J. K. Rowling a décidé de reverser la totalité de cette somme - dont le montant n’a pas été révélé - à une organisation caritative, Soldiers’ Charity, qui vient en aide aux militaires et à leur famille.

 

L’auteure multimillionnaire avait porté plainte contre le cabinet d’avocats Russells après la publication en juillet d’un article dans le journal britannique Sunday Times révélant qu’elle avait publié sous un pseudonyme un roman policier, The Cuckoo’s Calling (l’appel du coucou).

 

Elle avait écrit ce livre sous le nom de Robert Galbraith, présenté comme un ancien membre des forces armées ayant travaillé ensuite dans le secteur de la sécurité civile.

 

Russells a reconnu que l’un de ses associés, Chris Gossage, avait révélé le secret à une amie, Judith Callegari, qui avait ensuite passé l’information au Sunday Times.

 

J. K. Rowling a été « consternée et ébranlée par une telle trahison », a affirmé son avocat, Jenny Afia, devant la Haute Cour de Londres.

 

L’écrivaine a aussi annoncé mercredi qu’elle verserait les droits d’auteur du livre à Soldiers’ Charity à compter du 14 juillet pendant trois ans.

 

Elle entend ainsi remercier les militaires qui l’ont aidée dans ses recherches pour son livre.
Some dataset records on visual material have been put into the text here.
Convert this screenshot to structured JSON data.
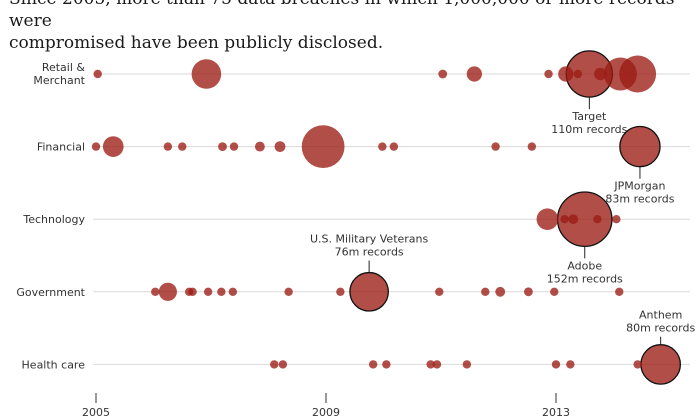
{
  "subtitle_lines": [
    "Since 2005, more than 75 data breaches in which 1,000,000 or more records were",
    "compromised have been publicly disclosed."
  ],
  "chart_data": {
    "type": "scatter",
    "xlim": [
      2005,
      2015.6
    ],
    "x_ticks": [
      "2005",
      "2009",
      "2013"
    ],
    "x_tick_values": [
      2005,
      2009,
      2013
    ],
    "grid": "horizontal row lines",
    "marker_color": "#9b1c14",
    "highlight_stroke": "#111111",
    "categories": [
      "Retail & Merchant",
      "Financial",
      "Technology",
      "Government",
      "Health care"
    ],
    "series": [
      {
        "category": "Retail & Merchant",
        "points": [
          {
            "x": 2005.03,
            "records_m": 1.1
          },
          {
            "x": 2006.92,
            "records_m": 45
          },
          {
            "x": 2011.03,
            "records_m": 4
          },
          {
            "x": 2011.58,
            "records_m": 12
          },
          {
            "x": 2012.87,
            "records_m": 1.5
          },
          {
            "x": 2013.17,
            "records_m": 12
          },
          {
            "x": 2013.38,
            "records_m": 2
          },
          {
            "x": 2013.58,
            "records_m": 110,
            "label": "Target",
            "value_label": "110m records"
          },
          {
            "x": 2013.77,
            "records_m": 8
          },
          {
            "x": 2014.12,
            "records_m": 56
          },
          {
            "x": 2014.42,
            "records_m": 70
          }
        ]
      },
      {
        "category": "Financial",
        "points": [
          {
            "x": 2005.0,
            "records_m": 1.1
          },
          {
            "x": 2005.3,
            "records_m": 22
          },
          {
            "x": 2006.25,
            "records_m": 1.5
          },
          {
            "x": 2006.5,
            "records_m": 2
          },
          {
            "x": 2007.2,
            "records_m": 4
          },
          {
            "x": 2007.4,
            "records_m": 3
          },
          {
            "x": 2007.85,
            "records_m": 5
          },
          {
            "x": 2008.2,
            "records_m": 6
          },
          {
            "x": 2008.95,
            "records_m": 94
          },
          {
            "x": 2009.98,
            "records_m": 1.2
          },
          {
            "x": 2010.18,
            "records_m": 2
          },
          {
            "x": 2011.95,
            "records_m": 3
          },
          {
            "x": 2012.58,
            "records_m": 1
          },
          {
            "x": 2014.46,
            "records_m": 83,
            "label": "JPMorgan",
            "value_label": "83m records"
          }
        ]
      },
      {
        "category": "Technology",
        "points": [
          {
            "x": 2012.85,
            "records_m": 24
          },
          {
            "x": 2013.15,
            "records_m": 3
          },
          {
            "x": 2013.3,
            "records_m": 5
          },
          {
            "x": 2013.5,
            "records_m": 152,
            "label": "Adobe",
            "value_label": "152m records"
          },
          {
            "x": 2013.72,
            "records_m": 3
          },
          {
            "x": 2014.05,
            "records_m": 1.5
          }
        ]
      },
      {
        "category": "Government",
        "points": [
          {
            "x": 2006.03,
            "records_m": 1.2
          },
          {
            "x": 2006.25,
            "records_m": 17
          },
          {
            "x": 2006.62,
            "records_m": 2
          },
          {
            "x": 2006.68,
            "records_m": 2
          },
          {
            "x": 2006.95,
            "records_m": 1.5
          },
          {
            "x": 2007.18,
            "records_m": 3
          },
          {
            "x": 2007.38,
            "records_m": 1.5
          },
          {
            "x": 2008.35,
            "records_m": 2
          },
          {
            "x": 2009.25,
            "records_m": 1.3
          },
          {
            "x": 2009.75,
            "records_m": 76,
            "label": "U.S. Military Veterans",
            "value_label": "76m records"
          },
          {
            "x": 2010.97,
            "records_m": 2
          },
          {
            "x": 2011.77,
            "records_m": 1.5
          },
          {
            "x": 2012.03,
            "records_m": 5
          },
          {
            "x": 2012.52,
            "records_m": 4
          },
          {
            "x": 2012.97,
            "records_m": 1.2
          },
          {
            "x": 2014.1,
            "records_m": 1.5
          }
        ]
      },
      {
        "category": "Health care",
        "points": [
          {
            "x": 2008.1,
            "records_m": 2
          },
          {
            "x": 2008.25,
            "records_m": 1.5
          },
          {
            "x": 2009.82,
            "records_m": 1.5
          },
          {
            "x": 2010.05,
            "records_m": 1.5
          },
          {
            "x": 2010.82,
            "records_m": 1.5
          },
          {
            "x": 2010.93,
            "records_m": 2
          },
          {
            "x": 2011.45,
            "records_m": 1.5
          },
          {
            "x": 2013.0,
            "records_m": 1
          },
          {
            "x": 2013.25,
            "records_m": 3
          },
          {
            "x": 2014.42,
            "records_m": 3
          },
          {
            "x": 2014.82,
            "records_m": 80,
            "label": "Anthem",
            "value_label": "80m records"
          }
        ]
      }
    ]
  }
}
The Cuckoo’s Calling met en scène un ancien soldat blessé en Afghanistan devenu détective privé, qui enquête sur le suicide d’un mannequin.

 

« J’ai toujours eu l’intention de faire un don à Soldiers’ Charity avec les droits d’auteur de Robert [Galbraith] mais je n’avais pas anticipé que le livre figurerait dans la liste des meilleures ventes seulement trois mois après sa sortie. En fait, je n’avais jamais imaginé qu’il puisse se retrouver dans cette liste », a déclaré l’auteure dans un communiqué.

 

Avant que le pot aux roses soit découvert, l’ouvrage, qui avait été salué par la critique, s’était vendu à 1500 exemplaires en format relié, le premier sorti par l’éditeur. Les ventes se sont envolées depuis.

 

« C’était merveilleux de publier un livre sans qu’il y ait toute cette attente ou tout ce battage autour et un vrai plaisir de voir comment il était accueilli sous un nom différent », avait expliqué J. K. Rowling, qui a triomphé avec la saga du petit sorcier Harry Potter, vendue à plus de 450 millions d’exemplaires.